Spinal Anesthesia and Tumor-promoting Effects of Surgery. Bar-Yosef et al. (page 1066)

Bar-Yosef et al.  wanted to determine whether spinal blockade, which attenuates the neuroendocrine stress response, might lessen perioperative immunosuppression and thus reduce the tumor-promoting response observed in animal studies after surgery. The group used an animal model that was used previously to study the influence of surgical stress on metastatic development. After laparotomy under halothane anesthesia, Fischer-344 male rats were intravenously inoculated with DNA-radiolabeled MADB106 adenocarcinoma cells. This selected variant cell line is obtained from pulmonary metastasis of a mammary adenocarcinoma chemically induced in inbred F344 Fischer rats. The cells are retained, and metastases develop only in the lung.

The researchers assigned animals to one of 7 groups: a control group, which remained undisturbed in their cages; one of three subgroups undergoing anesthesia without surgery; or one of three subgroups undergoing anesthesia with surgery. Anesthetic regimens included halothane only, halothane with systemic morphine, or halothane with spinal block. Analgesic effects of morphine and spinal block had been previously validated in a pilot study. Animals were used for only one experiment each. In the first experiment, MADB106 cells were injected 4–5 h after induction of anesthesia, and the animals’ lungs were removed 24 h after tumor inoculation for assessment of lung tumor retention. Animals’ lungs were removed 3 weeks after tumor inoculation for the second experiment. In the third, researchers drew blood 4–5 h after induction of anesthesia and assessed the number and activity of natural killer cells in vitro .
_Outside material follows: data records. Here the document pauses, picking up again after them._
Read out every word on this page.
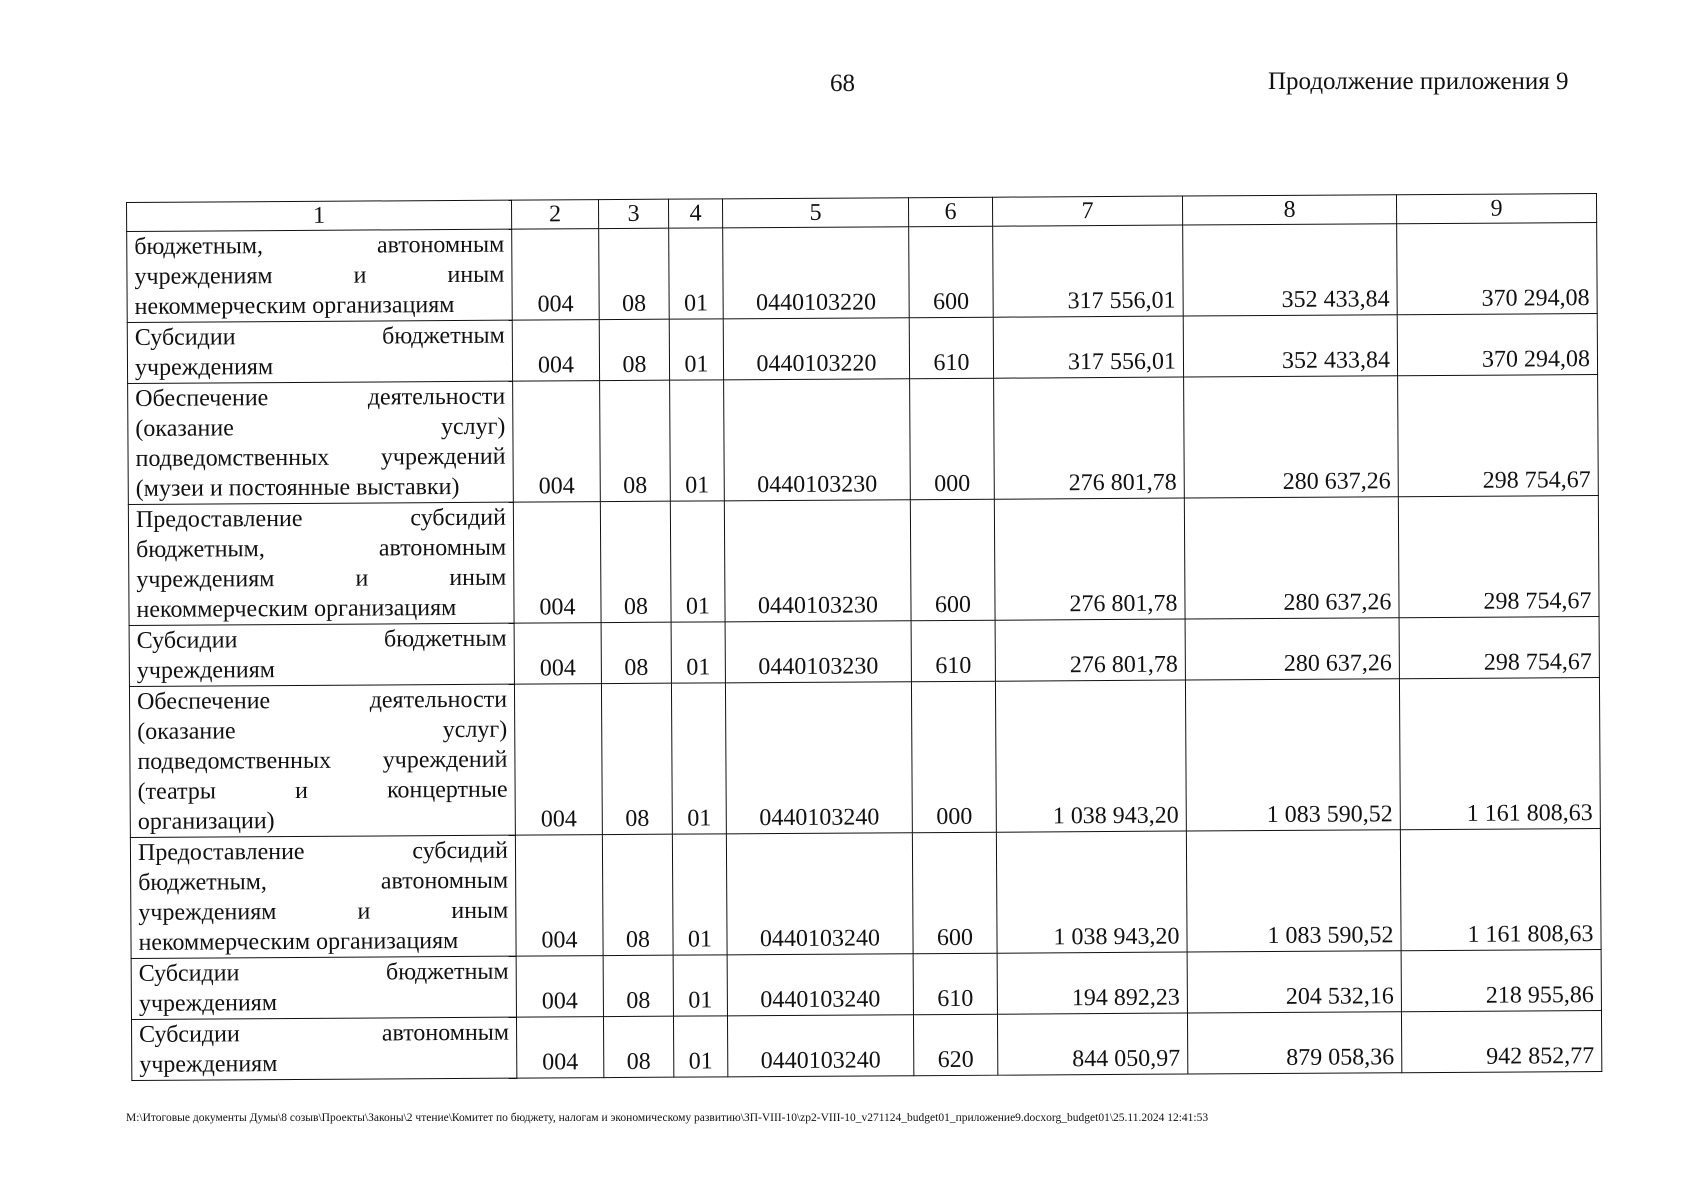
68	Продолжение приложения 9
1	2	3	4	5	6	7	8	9

бюджетным, автономным
учреждениям и иным
некоммерческим организациям	004	08	01	0440103220	600	317 556,01	352 433,84	370 294,08

Субсидии бюджетным
учреждениям	004	08	01	0440103220	610	317 556,01	352 433,84	370 294,08

Обеспечение деятельности
(оказание услуг)
подведомственных учреждений
(музеи и постоянные выставки)	004	08	01	0440103230	000	276 801,78	280 637,26	298 754,67

Предоставление субсидий
бюджетным, автономным
учреждениям и иным
некоммерческим организациям	004	08	01	0440103230	600	276 801,78	280 637,26	298 754,67

Субсидии бюджетным
учреждениям	004	08	01	0440103230	610	276 801,78	280 637,26	298 754,67

Обеспечение деятельности
(оказание услуг)
подведомственных учреждений
(театры и концертные
организации)	004	08	01	0440103240	000	1 038 943,20	1 083 590,52	1 161 808,63

Предоставление субсидий
бюджетным, автономным
учреждениям и иным
некоммерческим организациям	004	08	01	0440103240	600	1 038 943,20	1 083 590,52	1 161 808,63

Субсидии бюджетным
учреждениям	004	08	01	0440103240	610	194 892,23	204 532,16	218 955,86

Субсидии автономным
учреждениям	004	08	01	0440103240	620	844 050,97	879 058,36	942 852,77
M:\Итоговые документы Думы\8 созыв\Проекты\Законы\2 чтение\Комитет по бюджету, налогам и экономическому развитию\ЗП-VIII-10\zp2-VIII-10_v271124_budget01_приложение9.docxorg_budget01\25.11.2024 12:41:53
In this study, laparotomy produced a 17-fold increase in lung tumor retention, and addition of spinal block to halothane anesthesia reduced this effect by 70%. Systemic morphine also reduced the tumor-promoting effects of surgery but to a lesser extent. Activity of natural killer cells was suppressed by surgery and by anesthesia alone. The clinical significance of attenuating postoperative immunosuppression by regional anesthesia is unclear, and the authors urge consideration of a controlled clinical study to assess whether metastatic development could be decreased during the susceptible postoperative period, when immunosuppression reduces the activity of natural killer cells.